Sunday 3rd June 12pm

Death of Family Dinners

It’s a sign of the times that restaurant delivery chain Just Eat saw its annual revenues rise to nearly £700m this year. Clearly, families are now less and less likely to sit down each evening and eat a home cooked meal together. What’s the impact of this extraordinary societal shift away from the ancient tradition of breaking bread together with family? Does it really matter if families grab a takeaway or if individual family members eat different things and at different times? And in our busy lives, what skills do we need to keep family dinners on the menu?

– Professor Donal O’Shea (Operation Transformation)

Sunday 3rd June 1.30pm

Zero Waste Life- Plastics & Packaging

Quite suddenly, the plastics and packaging issue seems to be having its moment in the sun. Consumer groups are calling retailers out on entirely unnecessary packaging of fruit and vegetables. Retailers argue that consumers will always grab the packaged alternative rather than buying veg and fruit ‘loose’. What’s the impact of our grab and go convenience culture on the planet? Just how much packaging is involved and how much of it is actually recyclable? Above all, what can we do about it and who is leading the way?
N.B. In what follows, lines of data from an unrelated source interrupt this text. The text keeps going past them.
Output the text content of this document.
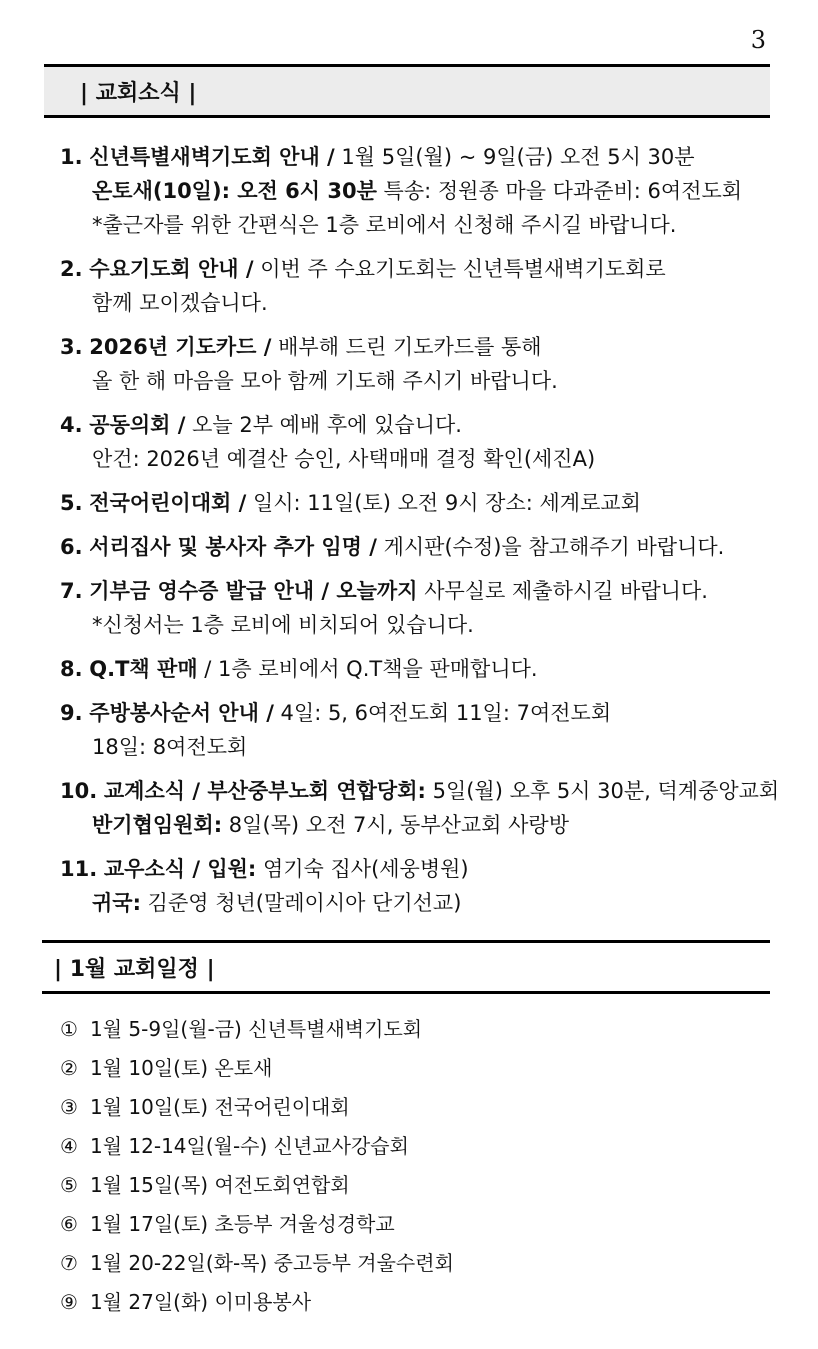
3
| 교회소식 |
1. 신년특별새벽기도회 안내 / 1월 5일(월) ~ 9일(금) 오전 5시 30분
온토새(10일): 오전 6시 30분 특송: 정원종 마을 다과준비: 6여전도회
*출근자를 위한 간편식은 1층 로비에서 신청해 주시길 바랍니다.
2. 수요기도회 안내 / 이번 주 수요기도회는 신년특별새벽기도회로
함께 모이겠습니다.
3. 2026년 기도카드 / 배부해 드린 기도카드를 통해
올 한 해 마음을 모아 함께 기도해 주시기 바랍니다.
4. 공동의회 / 오늘 2부 예배 후에 있습니다.
안건: 2026년 예결산 승인, 사택매매 결정 확인(세진A)
5. 전국어린이대회 / 일시: 11일(토) 오전 9시 장소: 세계로교회
6. 서리집사 및 봉사자 추가 임명 / 게시판(수정)을 참고해주기 바랍니다.
7. 기부금 영수증 발급 안내 / 오늘까지 사무실로 제출하시길 바랍니다.
*신청서는 1층 로비에 비치되어 있습니다.
8. Q.T책 판매 / 1층 로비에서 Q.T책을 판매합니다.
9. 주방봉사순서 안내 / 4일: 5, 6여전도회 11일: 7여전도회
18일: 8여전도회
10. 교계소식 / 부산중부노회 연합당회: 5일(월) 오후 5시 30분, 덕계중앙교회
반기협임원회: 8일(목) 오전 7시, 동부산교회 사랑방
11. 교우소식 / 입원: 염기숙 집사(세웅병원)
귀국: 김준영 청년(말레이시아 단기선교)
| 1월 교회일정 |
① 1월 5-9일(월-금) 신년특별새벽기도회
② 1월 10일(토) 온토새
③ 1월 10일(토) 전국어린이대회
④ 1월 12-14일(월-수) 신년교사강습회
⑤ 1월 15일(목) 여전도회연합회
⑥ 1월 17일(토) 초등부 겨울성경학교
⑦ 1월 20-22일(화-목) 중고등부 겨울수련회
⑨ 1월 27일(화) 이미용봉사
– Dr Cara Augustenborg (Friends of the Earth)

– Timi Nicholson (Simple No Waste Life)

Monday 4th June 12pm

Food in Direct Provision- a year on- what’s changed?
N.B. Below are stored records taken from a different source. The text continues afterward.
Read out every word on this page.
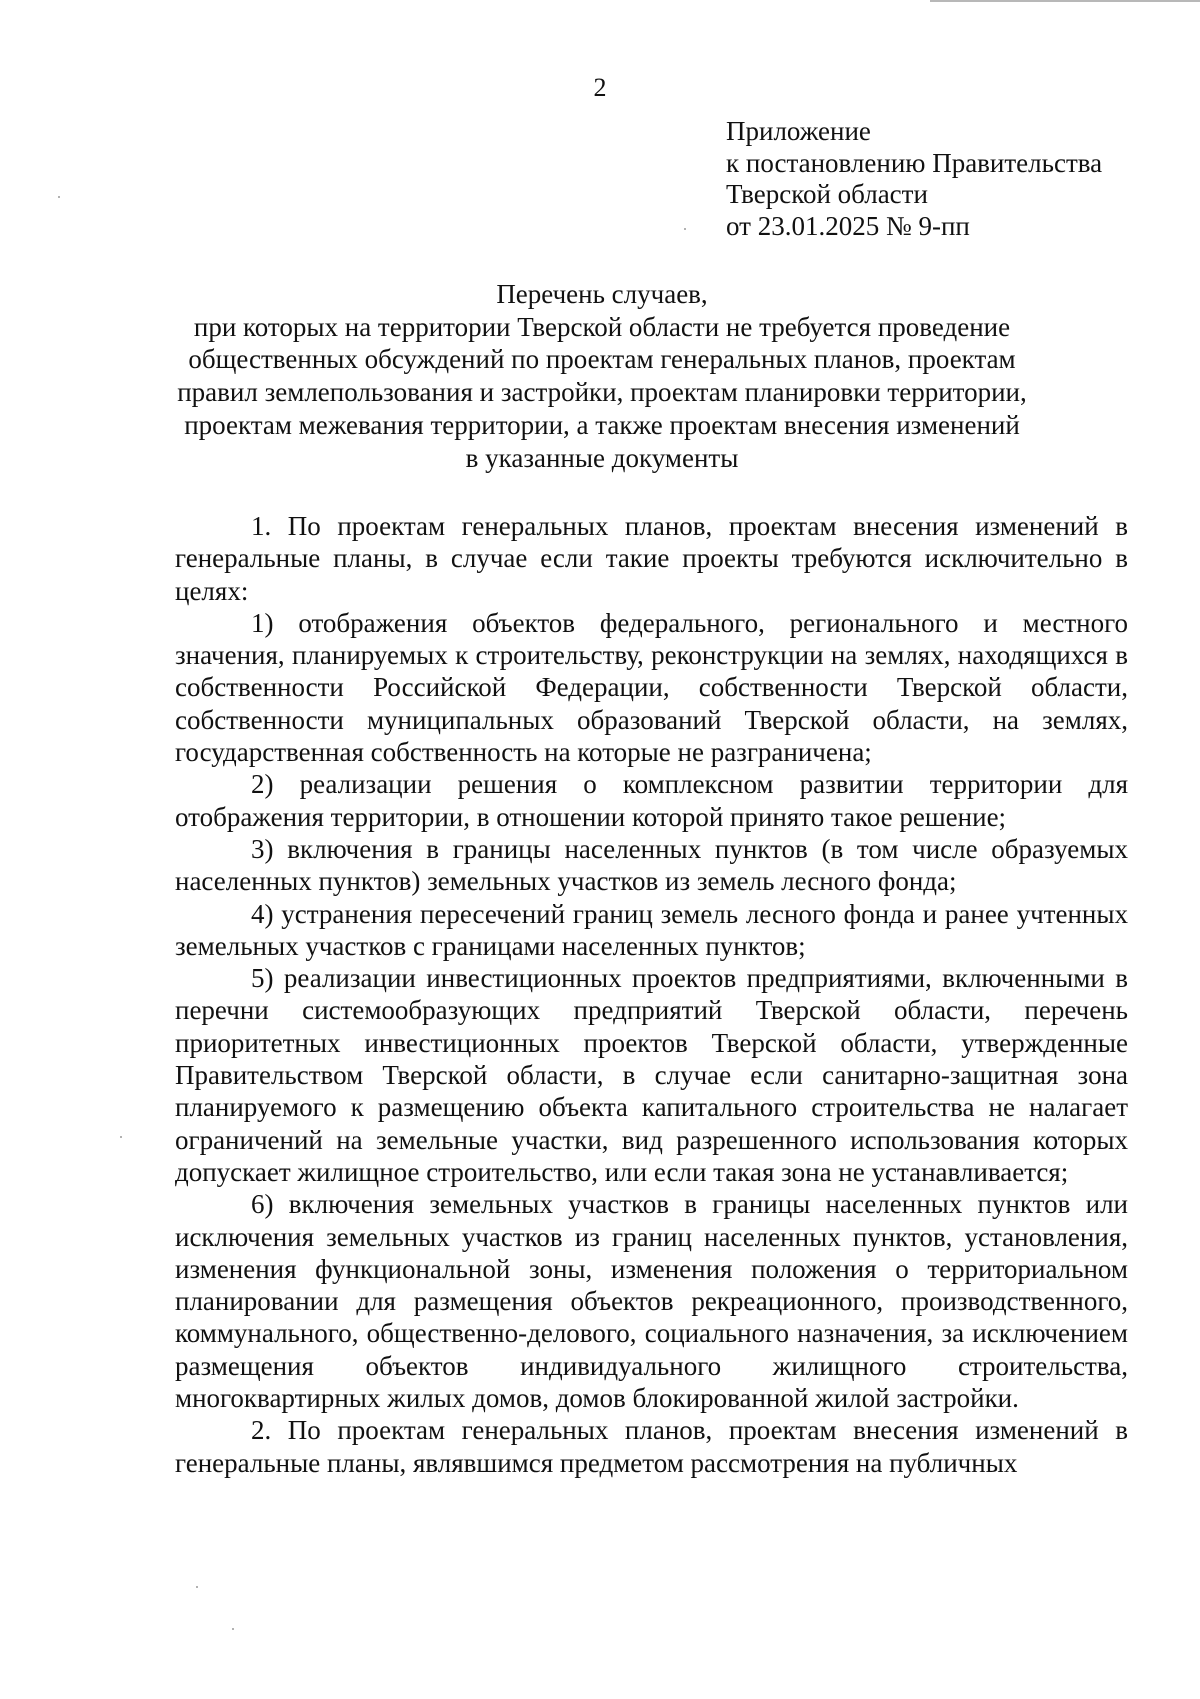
2
Приложение
к постановлению Правительства
Тверской области
от 23.01.2025 № 9-пп
Перечень случаев,
при которых на территории Тверской области не требуется проведение
общественных обсуждений по проектам генеральных планов, проектам
правил землепользования и застройки, проектам планировки территории,
проектам межевания территории, а также проектам внесения изменений
в указанные документы

1. По проектам генеральных планов, проектам внесения изменений в генеральные планы, в случае если такие проекты требуются исключительно в целях:

1) отображения объектов федерального, регионального и местного значения, планируемых к строительству, реконструкции на землях, находящихся в собственности Российской Федерации, собственности Тверской области, собственности муниципальных образований Тверской области, на землях, государственная собственность на которые не разграничена;

2) реализации решения о комплексном развитии территории для отображения территории, в отношении которой принято такое решение;

3) включения в границы населенных пунктов (в том числе образуемых населенных пунктов) земельных участков из земель лесного фонда;

4) устранения пересечений границ земель лесного фонда и ранее учтенных земельных участков с границами населенных пунктов;

5) реализации инвестиционных проектов предприятиями, включенными в перечни системообразующих предприятий Тверской области, перечень приоритетных инвестиционных проектов Тверской области, утвержденные Правительством Тверской области, в случае если санитарно-защитная зона планируемого к размещению объекта капитального строительства не налагает ограничений на земельные участки, вид разрешенного использования которых допускает жилищное строительство, или если такая зона не устанавливается;

6) включения земельных участков в границы населенных пунктов или исключения земельных участков из границ населенных пунктов, установления, изменения функциональной зоны, изменения положения о территориальном планировании для размещения объектов рекреационного, производственного, коммунального, общественно-делового, социального назначения, за исключением размещения объектов индивидуального жилищного строительства, многоквартирных жилых домов, домов блокированной жилой застройки.

2. По проектам генеральных планов, проектам внесения изменений в генеральные планы, являвшимся предметом рассмотрения на публичных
Last year’s Food Matters saw a discussion about the poor quality of food and extreme restrictions placed on asylum seekers living in Direct Provision Centres in Ireland. We met with residents who spoke about the impact of these restrictions on their dignity and their health. A year on, we ask the question – has anything changed? Are cooking facilities being made available? We will consider the reality of food life for Ireland’s Asylum Seekers and speak to those directly involved.

– Caitriona Kelly (GIY)

– Ellie Kisyombe (Our Table)

– Heidi Holden (Irish Refugee Council)

Monday 4th June 1.30pm

Social & Therapeutic Horticulture

The therapeutic benefits of growing and gardening for people with mental ill-health have long been recognised but Social & Therapeutic Horticulture (STH) is still in its infancy as a coordinated, recognised discipline in Ireland. This discussion will look at GIY’s STH programme in various different sectors including drug and alcohol addiction, direct provision centres and in Prisons. We will ask the questions – what impact does it have on participants and what other aspects of physical and mental health could STH be used to ‘treat’?